Hint: A standard solution needs 4 (four) for loops.
Finally, since we can't assume that n is a multiple of the blocksize, the final block column for each block row will be a little bit cut-off AKA it won't be a full blocksize-by-blocksize square. In addition, the final block row will all be truncated. To fix this problem, you can do the exercise assuming that n is a multiple of the blocksize and then add in a special case somewhere to do nothing when your indices reach out of bounds of the array.
Once your code is working, complete the following exercises and record your answers (we will ask about it during checkoff).
Part 1: Changing Array Sizes
Fix the blocksize to be 20, and run your code with n equal to 100, 1000, 2000, 5000, and 10000. At what point does cache blocked version of transpose become faster than the non-cache blocked version? Why does cache blocking require the matrix to be a certain size before it outperforms the non-cache blocked code?
(Sanity check: the blocked version isn't faster than the naive version until the matrix size is sufficiently big.)

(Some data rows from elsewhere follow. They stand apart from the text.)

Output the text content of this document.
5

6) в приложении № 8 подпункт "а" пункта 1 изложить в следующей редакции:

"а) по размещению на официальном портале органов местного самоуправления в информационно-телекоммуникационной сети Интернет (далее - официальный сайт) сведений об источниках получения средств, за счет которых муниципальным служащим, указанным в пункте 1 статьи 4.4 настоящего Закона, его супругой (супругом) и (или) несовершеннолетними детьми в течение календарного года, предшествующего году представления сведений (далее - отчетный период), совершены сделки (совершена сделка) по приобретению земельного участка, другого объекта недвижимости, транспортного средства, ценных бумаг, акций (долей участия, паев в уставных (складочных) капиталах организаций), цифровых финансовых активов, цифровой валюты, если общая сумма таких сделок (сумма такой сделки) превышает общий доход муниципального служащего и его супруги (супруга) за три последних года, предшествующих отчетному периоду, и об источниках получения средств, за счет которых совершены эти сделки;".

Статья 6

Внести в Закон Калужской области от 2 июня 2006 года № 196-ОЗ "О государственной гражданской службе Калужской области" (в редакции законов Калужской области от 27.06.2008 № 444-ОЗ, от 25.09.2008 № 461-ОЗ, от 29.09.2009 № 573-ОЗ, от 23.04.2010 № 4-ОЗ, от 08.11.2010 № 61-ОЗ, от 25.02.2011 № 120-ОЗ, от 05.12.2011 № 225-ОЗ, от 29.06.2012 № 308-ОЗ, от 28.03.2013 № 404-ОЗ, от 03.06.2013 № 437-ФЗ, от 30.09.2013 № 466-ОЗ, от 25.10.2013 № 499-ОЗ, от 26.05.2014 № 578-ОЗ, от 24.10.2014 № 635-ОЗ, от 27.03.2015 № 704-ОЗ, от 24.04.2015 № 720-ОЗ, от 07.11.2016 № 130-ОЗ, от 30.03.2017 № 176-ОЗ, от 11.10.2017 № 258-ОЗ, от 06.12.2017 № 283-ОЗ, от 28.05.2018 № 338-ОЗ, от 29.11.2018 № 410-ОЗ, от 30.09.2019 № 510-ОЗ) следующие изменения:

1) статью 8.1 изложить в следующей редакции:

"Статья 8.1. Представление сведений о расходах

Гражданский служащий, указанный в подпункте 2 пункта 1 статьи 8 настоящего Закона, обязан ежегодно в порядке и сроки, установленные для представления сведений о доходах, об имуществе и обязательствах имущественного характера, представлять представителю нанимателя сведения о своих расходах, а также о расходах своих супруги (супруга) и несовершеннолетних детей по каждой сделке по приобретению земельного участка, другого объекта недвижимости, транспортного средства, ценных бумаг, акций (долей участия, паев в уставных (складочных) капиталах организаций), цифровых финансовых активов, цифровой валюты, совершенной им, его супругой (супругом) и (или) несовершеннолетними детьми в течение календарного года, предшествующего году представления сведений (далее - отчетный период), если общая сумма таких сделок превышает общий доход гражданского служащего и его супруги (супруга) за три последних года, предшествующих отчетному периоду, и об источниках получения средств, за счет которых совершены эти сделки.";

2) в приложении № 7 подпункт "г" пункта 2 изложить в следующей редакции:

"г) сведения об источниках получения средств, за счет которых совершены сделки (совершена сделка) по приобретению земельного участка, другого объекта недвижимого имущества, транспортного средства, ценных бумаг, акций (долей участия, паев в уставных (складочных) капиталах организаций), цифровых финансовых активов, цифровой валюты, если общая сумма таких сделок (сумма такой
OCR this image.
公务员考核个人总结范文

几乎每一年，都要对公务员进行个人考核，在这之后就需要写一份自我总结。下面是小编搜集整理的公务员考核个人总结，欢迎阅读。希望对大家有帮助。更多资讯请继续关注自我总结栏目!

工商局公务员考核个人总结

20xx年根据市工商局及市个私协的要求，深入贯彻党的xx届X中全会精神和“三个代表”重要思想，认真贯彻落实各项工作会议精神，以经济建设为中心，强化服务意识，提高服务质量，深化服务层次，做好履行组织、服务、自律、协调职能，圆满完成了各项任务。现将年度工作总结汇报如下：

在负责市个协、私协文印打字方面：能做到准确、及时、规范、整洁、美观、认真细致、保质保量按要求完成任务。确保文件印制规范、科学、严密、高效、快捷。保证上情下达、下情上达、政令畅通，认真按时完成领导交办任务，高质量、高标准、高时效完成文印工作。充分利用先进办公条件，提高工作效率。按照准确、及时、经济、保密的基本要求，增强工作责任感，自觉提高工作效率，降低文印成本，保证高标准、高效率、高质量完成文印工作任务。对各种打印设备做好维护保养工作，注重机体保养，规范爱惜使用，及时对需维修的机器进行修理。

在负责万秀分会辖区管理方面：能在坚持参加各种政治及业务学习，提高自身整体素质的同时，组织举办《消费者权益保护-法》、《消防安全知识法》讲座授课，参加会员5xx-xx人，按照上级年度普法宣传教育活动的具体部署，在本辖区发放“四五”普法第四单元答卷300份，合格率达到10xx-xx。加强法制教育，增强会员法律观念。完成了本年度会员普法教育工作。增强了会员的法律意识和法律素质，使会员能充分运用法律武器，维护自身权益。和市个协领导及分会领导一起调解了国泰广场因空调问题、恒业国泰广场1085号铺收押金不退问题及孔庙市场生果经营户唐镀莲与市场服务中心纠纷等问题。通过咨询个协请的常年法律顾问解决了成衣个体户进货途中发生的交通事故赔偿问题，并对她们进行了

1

Part 2: Changing Blocksize
Fix n to be 10000, and run your code with blocksize equal to 50, 100, 500, 1000, 5000. How does performance change as the blocksize increases? Why is this the case?
(Sanity check: as you increase the blocksize, the amount of speedup should change in one direction, then change in the other direction.)Notice that in neither of the last two exercises did we actually know the cache parameters of our machine. We just made the code exhibit a higher degree of locality, and this magically made things go faster! This tells us that caches, regardless of their specific parameters, will always benefit from operating on code which exhibits a high degree of locality.
- Explain your responses to the above questions to the person checking you off.